Soledad en cada mirada, en cada huella, en cada trocito de
asfalto, en cada atisbo de luz. Las miradas ajenas se clavan en mí mientras sus
bocas susurran a oídos que desmerecen. Se resiente el alma intranquila por lo
que acontece. Secretismos varios de sensaciones manchadas de error. Silencios que
se disuelven a medias tintas entre cromatismos imaginarios. Resúmenes vacios
que no dan lugar a la reflexión. Tristeza vestida por la locura. Una locura sin
pies ni cabeza que me obliga a pensar mientras ando perdiendo el norte.

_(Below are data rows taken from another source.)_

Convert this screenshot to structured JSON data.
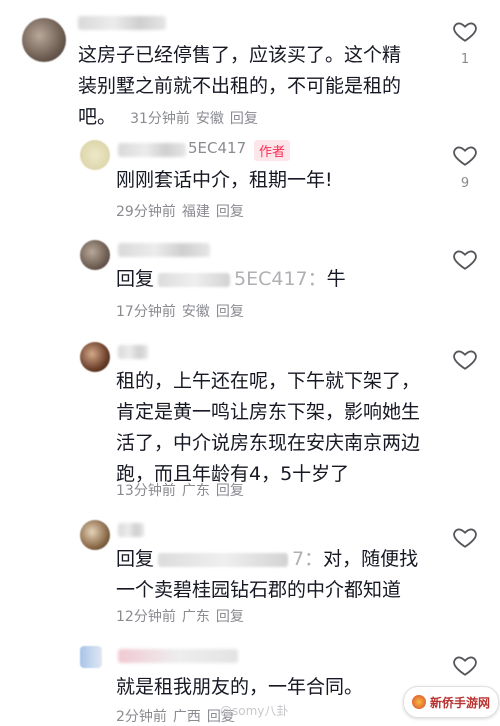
{
  "comments": [
    {
      "text_lines": [
        "这房子已经停售了，应该买了。这个精",
        "装别墅之前就不出租的，不可能是租的",
        "吧。"
      ],
      "time": "31分钟前",
      "location": "安徽",
      "reply_label": "回复",
      "likes": "1"
    },
    {
      "name_suffix": "5EC417",
      "author_tag": "作者",
      "text_lines": [
        "刚刚套话中介，租期一年!"
      ],
      "time": "29分钟前",
      "location": "福建",
      "reply_label": "回复",
      "likes": "9"
    },
    {
      "reply_prefix": "回复",
      "reply_target_suffix": "5EC417：",
      "text_after": "牛",
      "time": "17分钟前",
      "location": "安徽",
      "reply_label": "回复"
    },
    {
      "text_lines": [
        "租的，上午还在呢，下午就下架了，",
        "肯定是黄一鸣让房东下架，影响她生",
        "活了，中介说房东现在安庆南京两边",
        "跑，而且年龄有4，5十岁了"
      ],
      "time": "13分钟前",
      "location": "广东",
      "reply_label": "回复"
    },
    {
      "reply_prefix": "回复",
      "reply_target_suffix": "7：",
      "text_after": "对，随便找",
      "text_line2": "一个卖碧桂园钻石郡的中介都知道",
      "time": "12分钟前",
      "location": "广东",
      "reply_label": "回复"
    },
    {
      "text_lines": [
        "就是租我朋友的，一年合同。"
      ],
      "time": "2分钟前",
      "location": "广西",
      "reply_label": "回复"
    }
  ],
  "watermark": "@somy八卦",
  "site_badge": "新侨手游网"
}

La noche da paso a ojos cerrados y corazones abiertos,
expuestos a arrebatos sin sentido que no conducen a nada, solo al vacio de un
interior descontento con casi todo y que encuentra sin buscar. Encuentra miedo,
lágrimas, rechazo, desorden, desidia.
Falta mucho para encontrar poco que necesitar. Esos corazones
tan abiertos se infectan a la mínima, ya no están para nadie. Se guardan en
cualquier rincón junto a las cosas inútiles a la espera de usarlos algún día,
antes de que acaricien las montañas de basura humana que podemos producir
gracias a nuestro don destructor.
Dirigen la orquestra melancólica que da paso a los días
discretos sin más cambios que la llegada de frentes lluviosos. Elevan a unas
personas mientras sueltan de la mano a otras. Sincerarse con uno mismo, he ahí
el quid de la cuestión.
Se oyen allá en la lejanía, las voces de laúdes que gritan
socorro sobre bases sin letra, la historia está aún por contar.
Escúchalas una y otra y otra vez. El alma necesita vaciar y
escupir palabras que se ahogan entre la vida y la muerte de aquellos que no
aprovechan el momento, y se pierden entre planes, proyectos y sueños que nunca
llegarán porque se han suicidado en el abismo del lenguaje mudo.